On Tuesday I had my pre assessment to remove the last of my inflamed colon and make me and my stoma inseparable forever.
If I’m honest I’m not sure how I’m feeling. Last time I didn’t have to go through all of this waiting and worrying. I feel a bit like I’m awaiting sentencing for some sort of crime. Almost like being bailed by police and awaiting my day in court. I can’t stop thinking about what will happen on the dreaded day and the horrific recovery time following me waking up in that horrible hospital bed.
Let me clarify…I don’t think having an ostomy bag is comparable to serving a prison sentence, but from my experience the recovery period can be hellish, mind numbing and frustrating.
I’m feeling torn. I can’t wait for life without the constant pain of IBD – the blood, fatigue, sleepless nights and none stop illness – and I can’t wait to be rid of my leaking fistula, but in the same breath I’m apprehensive about life following my operation, frightened of the operation, waking up hooked up to monitors and machines, and even life never being free from my bag.
I left the hospital on Tuesday, not feeling reassured or positive, but feeling confused and slightly angry. While I was there, sat on my own, I was treated with and witnessed the normal incompetence you hope not to see in the people who you are entrusting with your life. If I wasn’t so confident in my surgeon I would have run out of there screaming, cancelled my operation and jumped on the next plane abroad so they could track me down. I was directed to departments I didn’t need to visit, taken for a blood test with a non nurse who dropped things on the floor before trying to put them in my arm, and then proceeded to put my extracted blood on top of a warm radiator – hmm I’m no medic but even I know that isn’t how it’s done!
Two and a half hours after walking nervously into the hospital I left to head back to my normal working day. I felt well and truly messed around, emotional and unsure. It took all my will power not to turn around, walk back to the desk and tell them I no longer wanted the op. Instead I composed myself and attempted to pull myself together enough to drive to Crown Court to get on with my job, shockingly enough I found it difficult to function for the rest of the day.

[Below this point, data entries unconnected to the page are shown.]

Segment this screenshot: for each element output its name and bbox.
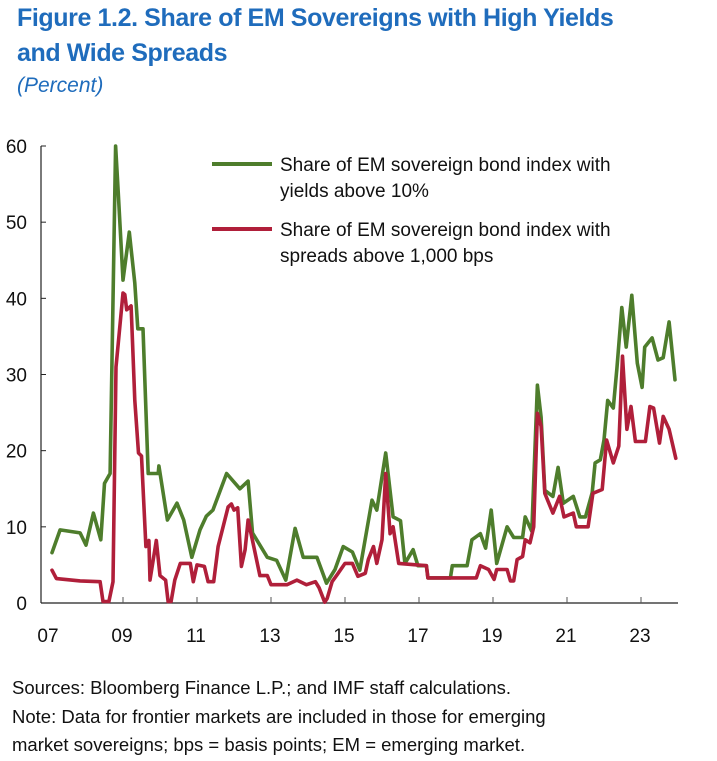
footnote-line1: Note: Data for frontier markets are incl…	[12, 706, 546, 727]
x-tick-label: 21	[555, 626, 576, 647]
series-line-yields-above-10	[50, 144, 677, 586]
axes: 0 10 20 30 40 50 60 07 09 11 13 15 17 19 21 23	[6, 137, 678, 647]
y-tick-label: 40	[6, 289, 27, 310]
y-tick-label: 50	[6, 213, 27, 234]
x-tick-label: 11	[186, 626, 206, 647]
series-lines	[50, 144, 678, 605]
legend-label-spreads-line2: spreads above 1,000 bps	[280, 246, 493, 267]
y-tick-label: 20	[6, 442, 27, 463]
footnote-line2: market sovereigns; bps = basis points; E…	[12, 734, 526, 755]
chart-title-line2: and Wide Spreads	[17, 39, 228, 67]
x-tick-label: 17	[407, 626, 428, 647]
x-tick-label: 23	[629, 626, 650, 647]
legend-label-yields-line1: Share of EM sovereign bond index with	[280, 155, 611, 176]
y-tick-label: 0	[16, 594, 27, 615]
x-tick-label: 07	[37, 626, 58, 647]
chart-subtitle: (Percent)	[17, 74, 104, 97]
x-tick-label: 15	[333, 626, 354, 647]
legend: Share of EM sovereign bond index with yi…	[212, 155, 611, 267]
x-tick-label: 13	[259, 626, 280, 647]
x-tick-label: 09	[111, 626, 132, 647]
legend-label-yields-line2: yields above 10%	[280, 181, 429, 202]
series-line-spreads-above-1000	[50, 291, 678, 605]
chart-title-line1: Figure 1.2. Share of EM Sovereigns with …	[17, 4, 614, 32]
legend-label-spreads-line1: Share of EM sovereign bond index with	[280, 220, 611, 241]
y-tick-label: 10	[6, 518, 27, 539]
y-tick-label: 60	[6, 137, 27, 158]
y-tick-label: 30	[6, 366, 27, 387]
sources-note: Sources: Bloomberg Finance L.P.; and IMF…	[12, 677, 512, 698]
x-tick-label: 19	[481, 626, 502, 647]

Tuesday was the first time I really started to doubt I’d made the right decision about having my ostomy permanently. Now I’m worried that I’m getting cold feet. I’m sure it’s just nerves talking but I’m really starting to wonder if I will regret my decision in years to come. I know my health really must come first, and I know it’s fear talking, but there are real issues which are playing on my mind. What if I come to hate my body; what if the scars are ridiculous; what if the fistula doesn’t go away despite the operation; what if I lose my confidence; what if something goes wrong and I end up unable to have children? I just don’t feel like these questions have been addressed.
Instead one thing stuck in my mind – it was something the nurse dealing with me said when I asked to speak to the colorectal specialist nurse to get some of these questions answered. She said: “she is currently dealing with someone who is having a serious operation” – then realised what she’d implied and made matters worse by saying “not that yours isn’t serious dear”.

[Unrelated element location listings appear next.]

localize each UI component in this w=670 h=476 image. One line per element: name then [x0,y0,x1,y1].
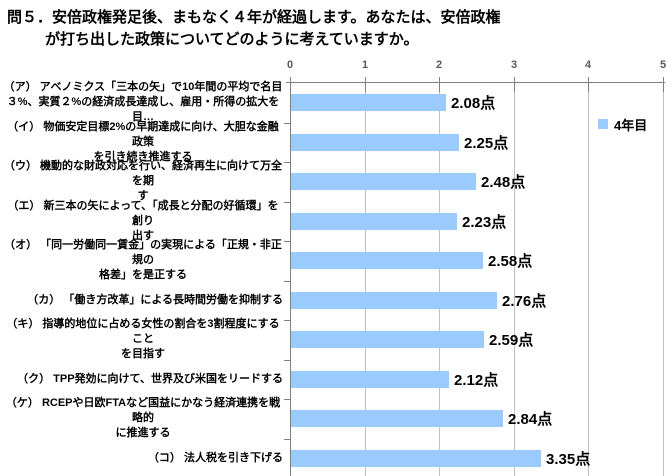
y-axis-tick [284,439,291,440]
value-label: 2.23点 [462,213,507,231]
bar [291,449,541,467]
category-label-text: （エ） 新三本の矢によって、「成長と分配の好循環」を創り 出す [7,199,279,242]
value-label: 2.25点 [464,134,509,152]
value-label: 2.48点 [481,174,526,192]
y-axis-tick [284,162,291,163]
x-axis-tick-label: 1 [361,59,369,71]
legend-marker-icon [598,119,608,129]
category-label-text: （イ） 物価安定目標2%の早期達成に向け、大胆な金融政策 を引き続き推進する [7,120,279,163]
category-label-text: （カ） 「働き方改革」による長時間労働を抑制する [27,293,283,306]
category-label-text: （ケ） RCEPや日欧FTAなど国益にかなう経済連携を戦略的 に推進する [5,397,281,440]
bar [291,173,476,191]
category-label: （オ） 「同一労働同一賃金」の実現による「正規・非正規の 格差」を是正する [3,239,283,282]
category-label-text: （ク） TPP発効に向けて、世界及び米国をリードする [17,372,283,385]
x-axis-tick [663,77,664,92]
gridline [663,83,664,476]
y-axis-tick [284,399,291,400]
gridline [365,83,366,476]
x-axis-tick-label: 3 [510,59,518,71]
legend-label: 4年目 [614,117,648,133]
question-title: 問５．安倍政権発足後、まもなく４年が経過します。あなたは、安倍政権 が打ち出した… [7,9,501,48]
category-label: （キ） 指導的地位に占める女性の割合を3割程度にすること を目指す [3,318,283,361]
bar [291,370,449,388]
y-axis-tick [284,360,291,361]
category-label: （ウ） 機動的な財政対応を行い、経済再生に向けて万全を期 す [3,160,283,203]
gridline [514,83,515,476]
x-axis-tick [439,77,440,92]
y-axis-tick [284,281,291,282]
category-label: （カ） 「働き方改革」による長時間労働を抑制する [27,281,283,321]
bar [291,252,483,270]
gridline [588,83,589,476]
x-axis-tick [588,77,589,92]
x-axis-tick-label: 5 [659,59,667,71]
category-label-text: （キ） 指導的地位に占める女性の割合を3割程度にすること を目指す [6,318,280,361]
category-label: （ク） TPP発効に向けて、世界及び米国をリードする [17,360,283,400]
x-axis-tick [514,77,515,92]
category-label-text: （オ） 「同一労働同一賃金」の実現による「正規・非正規の 格差」を是正する [4,239,282,282]
x-axis-tick-label: 2 [435,59,443,71]
bar [291,94,446,112]
y-axis-tick [284,320,291,321]
value-label: 2.59点 [489,332,534,350]
bar [291,410,503,428]
value-label: 2.58点 [488,253,533,271]
y-axis-line [290,82,291,476]
category-label: （イ） 物価安定目標2%の早期達成に向け、大胆な金融政策 を引き続き推進する [3,120,283,163]
category-label-text: （コ） 法人税を引き下げる [147,451,283,464]
x-axis-line [286,82,665,83]
y-axis-tick [284,202,291,203]
x-axis-tick-label: 4 [584,59,592,71]
bar [291,133,459,151]
y-axis-tick [284,123,291,124]
legend: 4年目 [596,112,650,136]
category-label-text: （ウ） 機動的な財政対応を行い、経済再生に向けて万全を期 す [3,160,283,203]
x-axis-tick [290,77,291,92]
value-label: 3.35点 [546,450,591,468]
category-label-text: （ア） アベノミクス「三本の矢」で10年間の平均で名目 ３%、実質２%の経済成長… [3,81,283,124]
x-axis-tick-label: 0 [286,59,294,71]
category-label: （エ） 新三本の矢によって、「成長と分配の好循環」を創り 出す [3,199,283,242]
bar [291,331,484,349]
value-label: 2.08点 [451,95,496,113]
category-label: （ケ） RCEPや日欧FTAなど国益にかなう経済連携を戦略的 に推進する [3,397,283,440]
gridline [439,83,440,476]
value-label: 2.84点 [508,411,553,429]
value-label: 2.12点 [454,371,499,389]
bar [291,212,457,230]
bar [291,291,497,309]
y-axis-tick [284,241,291,242]
x-axis-tick [365,77,366,92]
category-label: （ア） アベノミクス「三本の矢」で10年間の平均で名目 ３%、実質２%の経済成長… [3,81,283,124]
category-label: （コ） 法人税を引き下げる [148,439,283,476]
value-label: 2.76点 [502,292,547,310]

Having my ostomy on a temporary basis has been fine. But I worry perhaps I have coped so well because there was always the tiniest option one day I might live life without a bag, if I have this operation that slight chance will be gone forever.
But now I’m used to Winnie and I’ve embraced her it would be silly to have her reversed, knowing that one day I would have to go under the knife yet again to get her permanently. If I don’t do this now I’m just delaying the inevitable.
I guess what I need is some advice. I need to know how to prepare myself for this massive thing I’m about to face. What should I do to get ready for my operation, mentally, physically and emotionally. Last time I was an emergency, there was nothing I could do but hope and pray, this time I have just over a month, yes a month packed with a trip to the Mirror and other exciting things, but a month to worry myself sick no less.
Please if you have any advice let me know, things to ease recovery, make me smile when I wake up and things to look forward to. I’m not going to live like a nun in the weeks before my operation, I want to calm down but still see friends and enjoy life – after all there will be months of sitting around bored shitless afterwards.